The goal of the sentinel node biopsy is to detect micrometastases in the lymph nodes. These are melanoma cells which need to be detected with the procedure called lymphoscintigraphy. A radioactive isotope is injected under the skin and then mapped to see where the first draining nodes are located at. Once that is determined the surgical procedure can be done to remove those nodes and send them to pathology to determine if there are melanoma cancer cells present. If no cancer is present, treatment is generally done and follow-up therapy is all that is needed.

If melanoma was found in the sentinel nodes, primary draining lymph nodes, a formal lymph node dissection is done. This is an intensive surgery which results in drainages in place while recovering from the surgery since it is very invasive and more complex than a sentinel node biopsy. What the procedure involves is removing all of the lymph nodes in the region draining the area where the melanoma was. This was determined with the radioactive procedure which located the sentinel nodes.



If melanoma is present in the removed lymph nodes the treatment is significantly more complex. Immunotherapy is likely to be implemented to boost the immune system so it can battle the cancer which could be spreading, metastasizing, to other parts of the body. Residual melanoma cells could be lurking unbeknownst to anyone. One reason for this therapy is that researchers have discovered that patients with melanoma have immune systems unable to recognize the melanoma cells as abnormal or foreign.

The goal is to have treatment attack the melanoma cells as foreign invaders and combat the disease. Cytokines are proteins made in one cell that can do just such a thing. They stimulate immune cells to multiply and travel to the site needing help in the body. Two manufactured cytokines used for melanoma are alpha interferon and interleukin 2.

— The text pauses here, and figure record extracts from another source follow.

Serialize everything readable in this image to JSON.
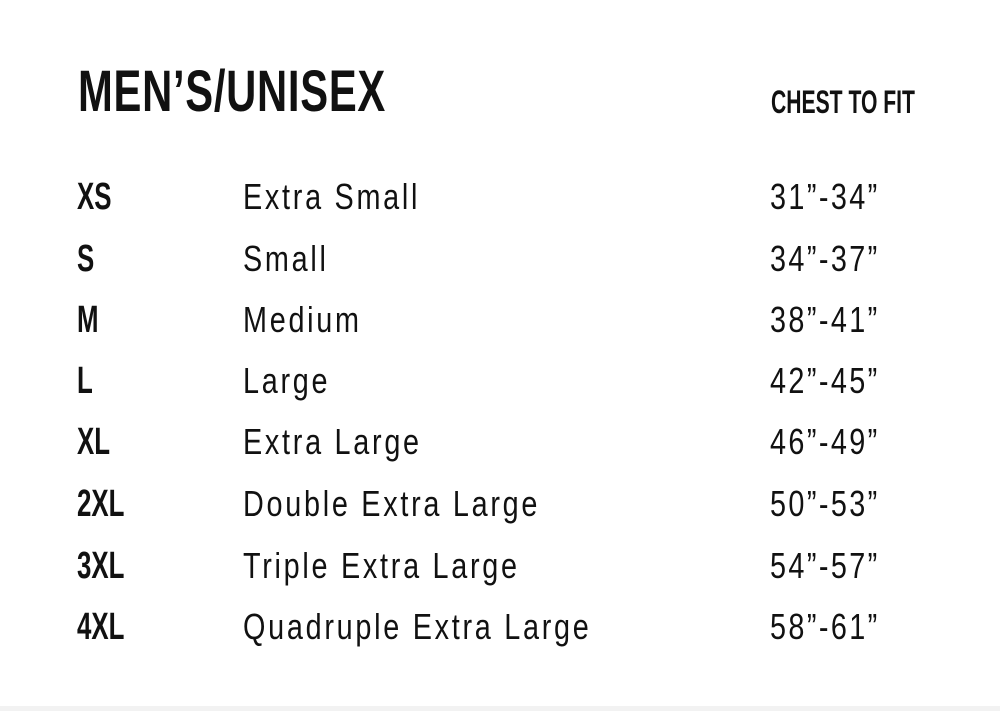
{
  "header": {
    "title": "MEN’S/UNISEX",
    "column_label": "CHEST TO FIT"
  },
  "rows": [
    {
      "code": "XS",
      "name": "Extra Small",
      "chest": "31”-34”"
    },
    {
      "code": "S",
      "name": "Small",
      "chest": "34”-37”"
    },
    {
      "code": "M",
      "name": "Medium",
      "chest": "38”-41”"
    },
    {
      "code": "L",
      "name": "Large",
      "chest": "42”-45”"
    },
    {
      "code": "XL",
      "name": "Extra Large",
      "chest": "46”-49”"
    },
    {
      "code": "2XL",
      "name": "Double Extra Large",
      "chest": "50”-53”"
    },
    {
      "code": "3XL",
      "name": "Triple Extra Large",
      "chest": "54”-57”"
    },
    {
      "code": "4XL",
      "name": "Quadruple Extra Large",
      "chest": "58”-61”"
    }
  ]
}
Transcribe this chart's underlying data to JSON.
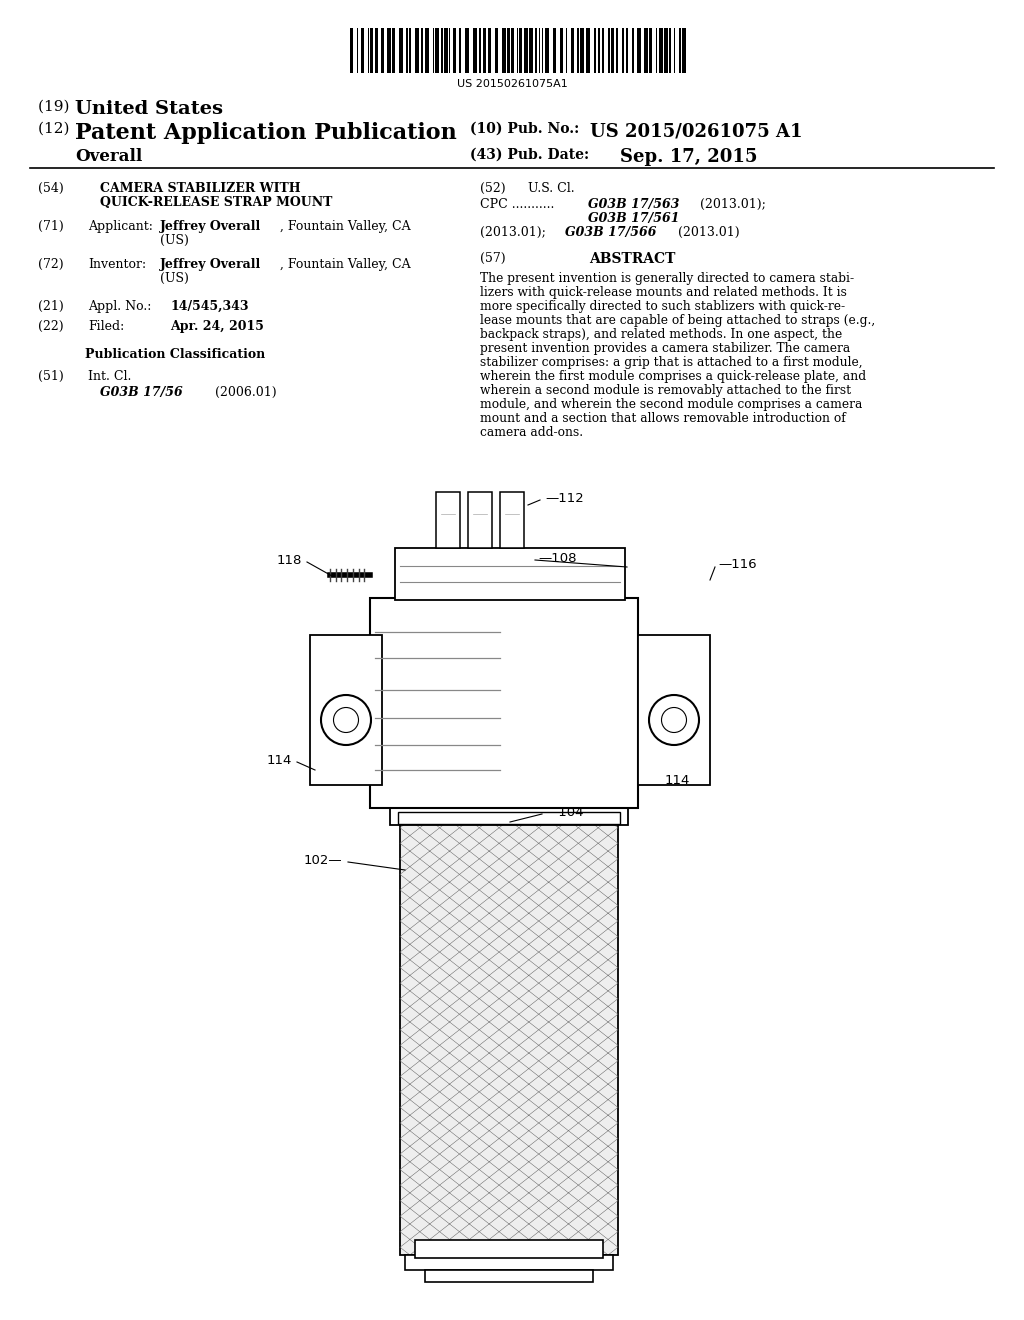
{
  "bg_color": "#ffffff",
  "barcode_text": "US 20150261075A1",
  "title19_prefix": "(19) ",
  "title19_main": "United States",
  "title12_prefix": "(12) ",
  "title12_main": "Patent Application Publication",
  "title_overall": "     Overall",
  "pub_no_label": "(10) Pub. No.:",
  "pub_no": "US 2015/0261075 A1",
  "pub_date_label": "(43) Pub. Date:",
  "pub_date": "Sep. 17, 2015",
  "abstract_text": "The present invention is generally directed to camera stabi-\nlizers with quick-release mounts and related methods. It is\nmore specifically directed to such stablizers with quick-re-\nlease mounts that are capable of being attached to straps (e.g.,\nbackpack straps), and related methods. In one aspect, the\npresent invention provides a camera stabilizer. The camera\nstabilizer comprises: a grip that is attached to a first module,\nwherein the first module comprises a quick-release plate, and\nwherein a second module is removably attached to the first\nmodule, and wherein the second module comprises a camera\nmount and a section that allows removable introduction of\ncamera add-ons."
}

Alpha Interferon is one of three interferons, alpha, beta and gamma. Alpha is the only interferon which has proven itself against melanoma. Though the results with this have not been as spectacular as hoped, some people have benefited from receiving Alpha Interferon.

On the other hand, Interleukin 2 has proven more successful. It is used to treat advanced melanoma when it has spread to other parts of the body. What this cytokine does is increase the number and fighting power of immune system cells known as T cells and natural killer cells.

Next in line for treatment is radiation. When many lymph nodes are involved, radiation works best. Also, it can reduce the likelihood of local recurrence in the lymph nodes and reduce the chance the melanoma will spread to other internal organs.

Melanoma treatment needs to be rigorous in follow-up no matter what the treatment plan is. Since a small lesion can be invading the lymph system while no one knows it, watching for signs of recurrence or the development of another melanoma is critical in ensuring good chances of survival. Better safe than sorry has never been more accurate than with melanoma treatment.